We arrived at the designs of the Four Ideal Houses by a series of steps or stages, working both individually and in four teams, one for each House. As the design of each House progressed, it evolved from the ideal forms of its beginnings to the particular forms of its development and conclusion. If we assume, for example, that the House of Dawn has the form of a cylinder, we can expect that its ‘dawn-like’ ambiguity (neither fully night or day) will make any changes made to the volume uncertain in their purposes; yet, human inhabitation requires changes enable specific uses, such as entering and exiting the cylinder, and letting in light and air. Consequently, each opening in the volume might be determined, say, by enabling several uses simultaneously. In any event, such a transformation is, in itself, considered a next higher level of the ideal, in that it embodies a fundamental aspect—a continual evolution in time— of both the human and natural worlds.

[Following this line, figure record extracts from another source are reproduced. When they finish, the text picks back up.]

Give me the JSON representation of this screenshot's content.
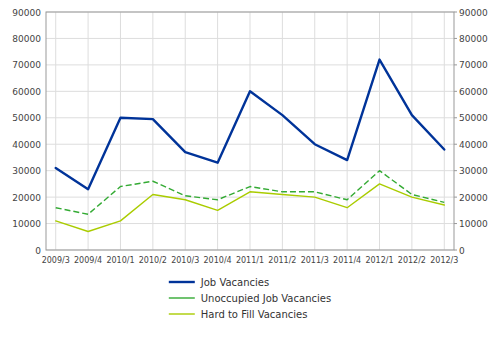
{
  "chart_data": {
    "type": "line",
    "categories": [
      "2009/3",
      "2009/4",
      "2010/1",
      "2010/2",
      "2010/3",
      "2010/4",
      "2011/1",
      "2011/2",
      "2011/3",
      "2011/4",
      "2012/1",
      "2012/2",
      "2012/3"
    ],
    "series": [
      {
        "name": "Job Vacancies",
        "color": "#003399",
        "line_style": "solid",
        "values": [
          31000,
          23000,
          50000,
          49500,
          37000,
          33000,
          60000,
          51000,
          40000,
          34000,
          72000,
          51000,
          38000
        ]
      },
      {
        "name": "Unoccupied Job Vacancies",
        "color": "#33aa33",
        "line_style": "dashed",
        "values": [
          16000,
          13500,
          24000,
          26000,
          20500,
          19000,
          24000,
          22000,
          22000,
          19000,
          30000,
          21000,
          18000
        ]
      },
      {
        "name": "Hard to Fill Vacancies",
        "color": "#aacc00",
        "line_style": "solid",
        "values": [
          11000,
          7000,
          11000,
          21000,
          19000,
          15000,
          22000,
          21000,
          20000,
          16000,
          25000,
          20000,
          17000
        ]
      }
    ],
    "ylim": [
      0,
      90000
    ],
    "yticks": [
      0,
      10000,
      20000,
      30000,
      40000,
      50000,
      60000,
      70000,
      80000,
      90000
    ],
    "y2lim": [
      0,
      90000
    ],
    "y2ticks": [
      0,
      10000,
      20000,
      30000,
      40000,
      50000,
      60000,
      70000,
      80000,
      90000
    ],
    "grid": true,
    "legend": "bottom"
  }
}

Stage One studied the four cardinal times – dawn, noon, dusk, midnight – and the four elemental volumes – cube, cylinder, cone, pyramid. This focused on identifying the essential (universal) characteristics of each. It was accomplished by dividing the class into two teams, one concerned with cardinal times, one concerned with volumes. These teams were further divided into four teams, one for each cardinal time or volume. These studies were presented to the whole class in a pin-up review. The conclusion of this stage was the students’ selection of one of the four cardinal times for each of the four volumes.
Stage Two began with the class divided into four teams, one for each volume, now with the program of its selected cardinal time, which we referred to as House. These teams worked together for the duration of the semester. Each team conducted a design competition, in which each team member proposed a design scheme for his/her House. These were presented in a pin-up review. After each review, a single scheme was selected for each house, as the basis for the teams’ work for the remainder of the semester.
Stage Three was the development of a schematic design for each House by its respective team. The distribution of tasks within each team was discussed with the faculty at the time this stage began.
Stage Four was the development of a final design for each House by its respective team.